Abstract: Activation of intracellular glucocorticoid receptors is determined not only by the plasma concentrations of cortisol, under the influence of the hypothalamic-pituitary-adrenal (HPA) axis, but also by 11HSD enzymes within the target cell which interconvert cortisol with its inert metabolite cortisone. Data from cells in culture, isolated tissues, and transgenic mouse models have established that 11HSD type 1 regenerates glucocorticoids and amplifies glucocorticoid receptor activation. In humans, the rate of cortisol regeneration in peripheral tissues is of similar magnitude to adrenal secretion of cortisol at most times of day, and occurs principally in the splanchnic circulation. Approximately two-thirds of the splanchnic activity appears to reside in visceral adipose tissue, sufficient to allow visceral adipose tissue to “deliver” cortisol to the liver via the portal vein. In obesity, 11HSD1 activity in subcutaneous adipose tissue is increased, putatively explaining the link between obesity and other features of the metabolic syndrome.
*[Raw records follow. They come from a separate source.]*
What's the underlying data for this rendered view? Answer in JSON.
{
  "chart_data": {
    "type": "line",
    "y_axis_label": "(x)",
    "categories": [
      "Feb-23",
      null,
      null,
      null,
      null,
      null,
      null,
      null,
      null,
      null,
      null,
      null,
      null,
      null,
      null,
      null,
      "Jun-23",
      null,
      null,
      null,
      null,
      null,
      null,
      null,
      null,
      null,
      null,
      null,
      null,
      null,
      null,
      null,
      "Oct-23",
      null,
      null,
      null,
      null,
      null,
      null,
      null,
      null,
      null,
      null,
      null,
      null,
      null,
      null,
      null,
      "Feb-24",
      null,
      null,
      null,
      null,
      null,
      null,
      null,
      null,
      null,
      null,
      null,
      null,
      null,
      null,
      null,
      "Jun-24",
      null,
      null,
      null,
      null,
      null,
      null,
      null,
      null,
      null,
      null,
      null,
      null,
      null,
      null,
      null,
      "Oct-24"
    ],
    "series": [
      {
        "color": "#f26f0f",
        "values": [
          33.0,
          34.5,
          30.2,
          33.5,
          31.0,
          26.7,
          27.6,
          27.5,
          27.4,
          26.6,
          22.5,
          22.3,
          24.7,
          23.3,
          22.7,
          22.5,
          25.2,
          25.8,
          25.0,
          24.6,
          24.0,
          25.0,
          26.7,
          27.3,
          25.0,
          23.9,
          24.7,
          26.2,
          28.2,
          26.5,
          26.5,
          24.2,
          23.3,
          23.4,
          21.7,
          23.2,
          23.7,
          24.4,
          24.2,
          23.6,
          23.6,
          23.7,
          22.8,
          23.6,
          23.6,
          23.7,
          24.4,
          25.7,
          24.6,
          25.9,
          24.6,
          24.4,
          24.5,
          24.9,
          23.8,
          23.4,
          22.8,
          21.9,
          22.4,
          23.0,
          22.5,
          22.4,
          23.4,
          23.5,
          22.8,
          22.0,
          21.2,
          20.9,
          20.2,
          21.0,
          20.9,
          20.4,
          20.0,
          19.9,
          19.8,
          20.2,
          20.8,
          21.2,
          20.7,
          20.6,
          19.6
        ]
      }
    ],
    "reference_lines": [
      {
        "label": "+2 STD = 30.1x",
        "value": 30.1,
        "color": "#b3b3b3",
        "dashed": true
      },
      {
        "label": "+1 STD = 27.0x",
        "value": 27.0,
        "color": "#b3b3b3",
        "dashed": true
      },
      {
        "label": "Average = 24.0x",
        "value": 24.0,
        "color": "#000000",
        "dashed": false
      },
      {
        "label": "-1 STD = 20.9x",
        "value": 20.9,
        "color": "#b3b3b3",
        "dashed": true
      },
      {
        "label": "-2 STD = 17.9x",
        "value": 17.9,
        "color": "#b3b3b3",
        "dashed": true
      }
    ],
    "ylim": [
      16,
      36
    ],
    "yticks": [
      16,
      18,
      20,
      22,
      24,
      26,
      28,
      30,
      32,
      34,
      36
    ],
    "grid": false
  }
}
The regulation of 11HSD1, and the basis for its upregulation in obesity, are now being explored. Against this background, inhibition of 11HSD1 has become a major therapeutic target in metabolic syndrome. Preclinical results with novel selective 11HSD1 inhibitors are encouraging, and clinical proof of principle has been achieved with the nonselective inhibitor carbenoxolone. Although the parallels between metabolic syndrome and Cushing's syndrome were originally drawn with reference to patients with elevated plasma cortisol concentrations, it now appears that manipulating tissue concentrations of cortisol will allow the subtle level of control required for long-term therapy to reduce the risks of cardiovascular disease.